When you enter an experience, stay open to what is happening.  Try not to put too much investment in an outcome.  Try to simply go with the flow and make your mind up in the moment about what you want to do for that time.  This will keep you from leaving THE MOMENT.  A curious thing happens when we leave the MOMENT.  We begin to imagine and our imaginations naturally form based on our beliefs and inner Karmas.  Try to shorten that and keep yourself in the here and now. I know how hard it is to keep imagination out of it, I am myself highly imaginative, so it’s not easy.  But try it.  You might feel like this is just too passive an activity.  I am not suggesting that you not voice your opinion or just go along for the ride, but rather to observe the moment more and give yourself some time to really feel into that moment and into what it is you feel that you want.  Before you make your decision,  ask yourself if this is really what you want. This is not something you have to agonize over.  But over time, by doing this, you may find that your choices may change first in a small way and then in larger ways.  Don’t let yourself fall into the trap of doing what you think others would have you do; do what YOU want to do.

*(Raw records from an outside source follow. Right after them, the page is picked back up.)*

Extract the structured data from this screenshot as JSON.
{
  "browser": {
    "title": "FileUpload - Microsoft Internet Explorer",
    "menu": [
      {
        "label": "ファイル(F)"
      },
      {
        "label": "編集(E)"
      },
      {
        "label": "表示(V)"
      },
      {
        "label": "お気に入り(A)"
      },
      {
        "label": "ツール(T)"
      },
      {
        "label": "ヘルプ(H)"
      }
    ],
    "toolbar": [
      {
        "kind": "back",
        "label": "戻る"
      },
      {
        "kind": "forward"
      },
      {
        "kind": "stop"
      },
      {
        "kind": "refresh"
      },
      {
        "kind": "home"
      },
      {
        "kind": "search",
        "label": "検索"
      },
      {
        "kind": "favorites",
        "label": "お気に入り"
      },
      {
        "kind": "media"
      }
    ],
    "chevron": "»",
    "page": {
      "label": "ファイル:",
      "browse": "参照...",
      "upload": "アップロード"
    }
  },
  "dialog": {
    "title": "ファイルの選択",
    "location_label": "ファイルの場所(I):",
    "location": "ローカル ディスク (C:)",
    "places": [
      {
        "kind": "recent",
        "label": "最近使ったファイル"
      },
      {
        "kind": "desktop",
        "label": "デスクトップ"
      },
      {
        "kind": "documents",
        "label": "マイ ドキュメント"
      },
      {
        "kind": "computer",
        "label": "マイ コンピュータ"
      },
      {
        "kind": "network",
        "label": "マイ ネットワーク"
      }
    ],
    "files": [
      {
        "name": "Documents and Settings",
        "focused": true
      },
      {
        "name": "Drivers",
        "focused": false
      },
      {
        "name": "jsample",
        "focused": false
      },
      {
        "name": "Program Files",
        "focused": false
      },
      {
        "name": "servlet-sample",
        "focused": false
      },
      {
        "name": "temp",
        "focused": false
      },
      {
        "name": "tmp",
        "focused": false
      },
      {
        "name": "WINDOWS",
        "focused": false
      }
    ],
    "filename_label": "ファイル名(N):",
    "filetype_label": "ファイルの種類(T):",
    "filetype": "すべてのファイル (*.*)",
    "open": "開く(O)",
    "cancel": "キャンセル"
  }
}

Observe your thoughts and watch how your own thinking naturally may turn back to a sense of expectation about something.  When you find yourself doing this, stop for a moment and allow yourself to suspend this tendency, first for a moment, and then the next time, for a longer time.  As you go through each moment in life, you will find you have an endless series of opportunities to do this careful self observation.  It might not be easy at first.  In fact, it might be downright cumbersome to you.  But I ask you, if you are interested in overcoming the things that lead to your suffering, isn’t something like this worth it?

When you meet someone for example, resist the desire to pigeon-hole them.  Keep your mind open about them.  I knew someone once who identified me with her father due to one important but really incidental trait that we both shared.  The result was that I found myself being compared to her father about a whole list of things that actually had nothing to do with me, but were actually things that she had not yet reached peace with her father.  It was interesting and also painful to watch and experience, but it sure was educational for me.  Here a person had become blind to the real me and was no longer really dealing with me but someone from her past.  This is a very hard thing not to do, so it means you need to practice what is called mindfulness.  This is simply being aware of what you think and feel at any moment.  You do this through a practice of observation.  You simply allow yourself to be more in an observation role and for some, it takes some practice, but after a while it can actually lead to a nice little space inside of you that is both quiet, calm, and even happy.  It is a place of peace inside of you if you let it.

This method can work a variety of ways and you can actually adapt it to your own use, but the core of the idea here is that you stop yourself from forming opinions about things based on your first impression.  Rather, allow yourself to register those thoughts and impressions, but just don’t make up your mind about them, because once you do and ego gets a hold of it, the next step is in placing those impressions into a belief about something.  Once something is a belief, however small, it takes on a life all its own.  It is actually something that has a life of its own.  You let it drop into your subconscious self and the rest becomes more or less automatic and hard to change once set in motion unless you have a supple ego who can give up the good readily.

This is a modest approach, but is one that you can use to help change your own level of suffering in your life by being aware of the process AS IT HAPPENS that results in unrealistic expectations or expectations that simply do not fit reality.  This can also lead to a simpler life and calmer self.

Now one path through this is to actually release karma, which will result in a lessening of these expectations, but for some doing this type of karmic release may be too much to take on right now.  Besides, it is also possible to come at this from another direction without such heady  issues at hand.  Goodnight and good luck!